L’or de la Seconde Guerre mondiale (1/5). En mai 1940, le ministre des Finances Lucien Lamoureux prend des mesures audacieuses pour protéger le trésor de la Banque de France. Explorez un sauvetage mémorable, relaté par François Valentin, consultant à London Politica.
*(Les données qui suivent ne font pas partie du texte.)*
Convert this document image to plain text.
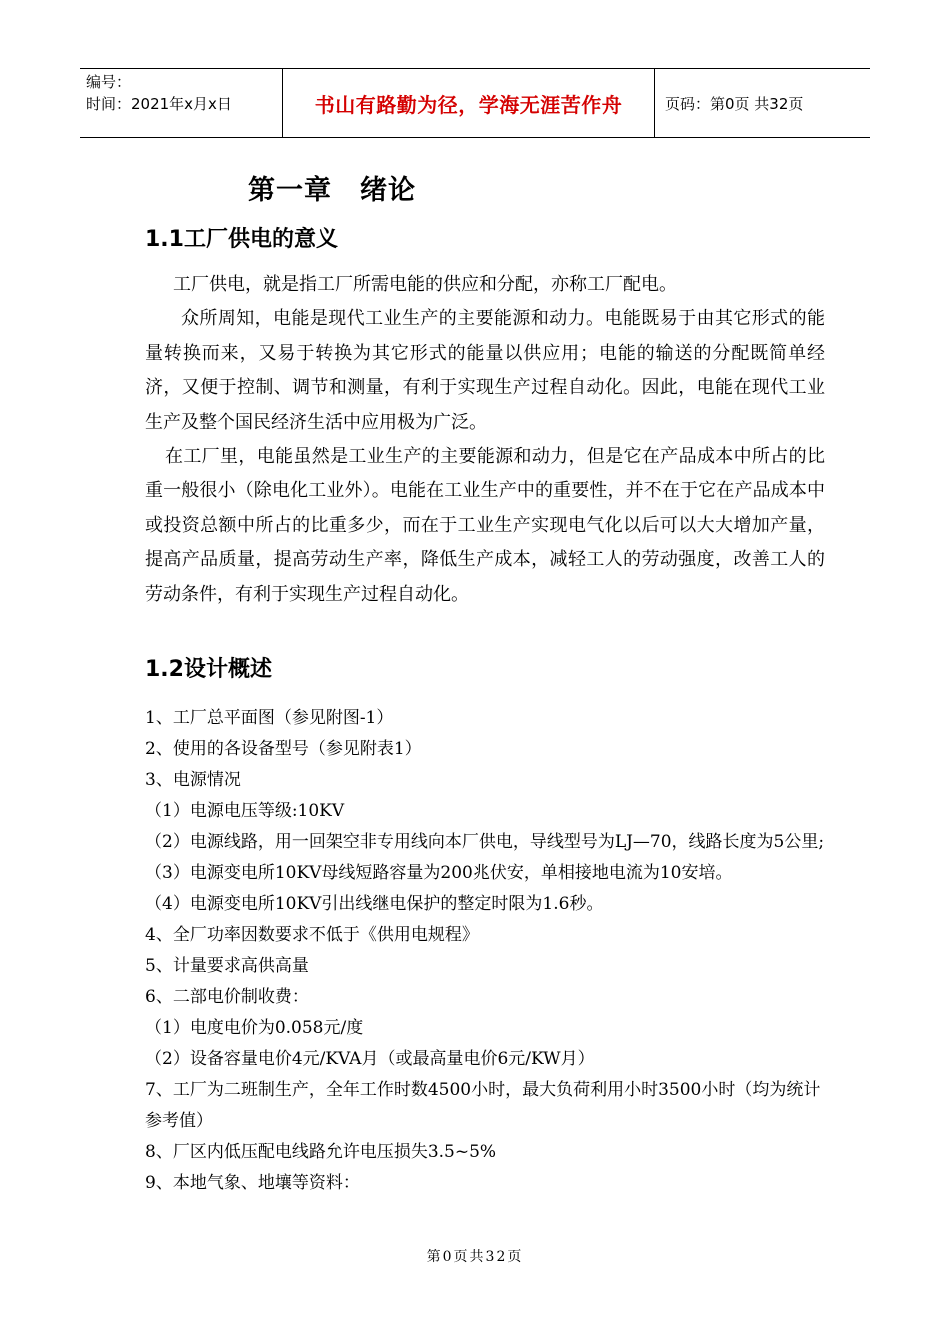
编号：
时间：2021年x月x日	书山有路勤为径，学海无涯苦作舟	页码：第0页 共32页
第一章　绪论
1.1工厂供电的意义
工厂供电，就是指工厂所需电能的供应和分配，亦称工厂配电。
众所周知，电能是现代工业生产的主要能源和动力。电能既易于由其它形式的能量转换而来，又易于转换为其它形式的能量以供应用；电能的输送的分配既简单经济，又便于控制、调节和测量，有利于实现生产过程自动化。因此，电能在现代工业生产及整个国民经济生活中应用极为广泛。
在工厂里，电能虽然是工业生产的主要能源和动力，但是它在产品成本中所占的比重一般很小（除电化工业外）。电能在工业生产中的重要性，并不在于它在产品成本中或投资总额中所占的比重多少，而在于工业生产实现电气化以后可以大大增加产量，提高产品质量，提高劳动生产率，降低生产成本，减轻工人的劳动强度，改善工人的劳动条件，有利于实现生产过程自动化。
1.2设计概述
1、工厂总平面图（参见附图-1）
2、使用的各设备型号（参见附表1）
3、电源情况
（1）电源电压等级:10KV
（2）电源线路，用一回架空非专用线向本厂供电，导线型号为LJ—70，线路长度为5公里;
（3）电源变电所10KV母线短路容量为200兆伏安，单相接地电流为10安培。
（4）电源变电所10KV引出线继电保护的整定时限为1.6秒。
4、全厂功率因数要求不低于《供用电规程》
5、计量要求高供高量
6、二部电价制收费：
（1）电度电价为0.058元/度
（2）设备容量电价4元/KVA月（或最高量电价6元/KW月）
7、工厂为二班制生产，全年工作时数4500小时，最大负荷利用小时3500小时（均为统计参考值）
8、厂区内低压配电线路允许电压损失3.5~5%
9、本地气象、地壤等资料：
第0页共32页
La montée de l'expansionnisme nazi, débutée avec l'invasion de la Pologne le 1er septembre 1939, plonge l'Europe dans un conflit dévastateur. Face à l'avancée rapide des forces allemandes, différents gouvernements tentent de préserver leur or, convoité par le Reich, qui en a besoin pour financer son ambitieuse machine de guerre. Un véritable jeu de cache-cache s'engage, où le sens du devoir de quelques hommes, mêlé à une dose de chance, empêche les nazis de s'emparer d'une fortune capable de changer le cours de l'Histoire. Dans cette série de L'Express en cinq épisodes, François Valentin retrace le parcours extraordinaire de l'or français, belge et polonais, dans un contexte chaotique.
Paris, 15 juin 1940
Quatre officiers nazis, confiants, parcourent le siège de la Banque de France. Alors que Paris est déclarée ville ouverte, ils aspirent à mettre la main sur les réserves d'or, estimées à 2 500 tonnes, cruciales pour alimenter leur guerre. Cependant, ces émissaires se heurtent à la détermination d'agents de la banque prêts à défendre leurs biens.
- "Avez-vous des chambres fortes ?" demande un officier. - "Oui, mais nous ne pouvons pas les ouvrir," répond un fonctionnaire, déterminé. Face aux menaces, l'employé reste inflexible et les nazis finissent par repartir, promettant de revenir. À leur grande surprise, le lendemain, ils découvrent que l'or a disparu. Un sauvetage qui n'est pas dû au hasard.
Paris, années 1920
Durant la Première Guerre mondiale, la Banque de France avait déjà anticipé les menaces. Pour protéger ses réserves, elle a construit la chambre forte La Souterraine, véritable chef-d'œuvre d'ingénierie. Entre 1924 et 1927, un milliers d'ouvriers ont élaboré cet espace sécurisé, doté de murs rétractables et d'une sécurité sans précédent. L'écrivain autrichien Stefan Zweig, en visite, décrit une minéralogie inestimable, à la hauteur de l'histoire.
Dès 1933, face aux tensions internationales croissantes, des transferts d'or ont eu lieu vers des succursales plus sécurisées, dans le but de préparer une évacuation rapide si nécessaire. Des lingots ont été façonnés pour en faciliter le transport, via des caisses spécialisées de 50 kilos.
Nord-Est de la France, mai 1940
Suite à de longs mois d'inaction, l'Allemagne lance son offensive contre la France. Les Panzers, contournant les lignes de défense françaises, mettent Paris à portée de main. L'hôtel de la Banque de France, possédant une réserve de 2 200 tonnes d'or, devient un objectif stratégique évident pour les nazis désespérément à la recherche de ressources financières.
L'Allemagne, ayant perdu ses ressources financières après la Première Guerre mondiale, cherche à s'emparer de l'or français, second stock au monde après celui des États-Unis. En dépit de leur succès en Pologne et au Danemark, le Reich ne parvient pas à obtenir les richesses escomptées, notamment parce que la France et ses alliés ont pris les devants pour protéger leurs réserves.
14 mai 1940, le courage d'un homme seul
Lucien Lamoureux, ministre des Finances, est en alerte. Avec l'évacuation de 30 milliards d'or déjà réalisée vers des destinations sûres, il réalise que l'heure est grave. Non seulement des lingots polonais, mais aussi 200 tonnes envoyées par la Belgique ainsi que l'or helvétique sont en danger. Il est essentiel d’agir. La stratégie prévue dès des années auparavant est mise à l’épreuve, et Lamoureux prend une décision audacieuse.
Sans attendre un mandat officiel, il commence à disperser l'or à travers plusieurs ports du pays pour le rendre inaccessibles aux nazis. Sa détermination, contrastant avec l'hésitation des autres, entraîne la plus grande chasse au trésor de l'histoire. Dans ce contexte chaotique, la bravoure de Lucien Lamoureux pourrait bien redéfinir le cours de l'Histoire, bien au-delà des baguettes de l'acier et du feu.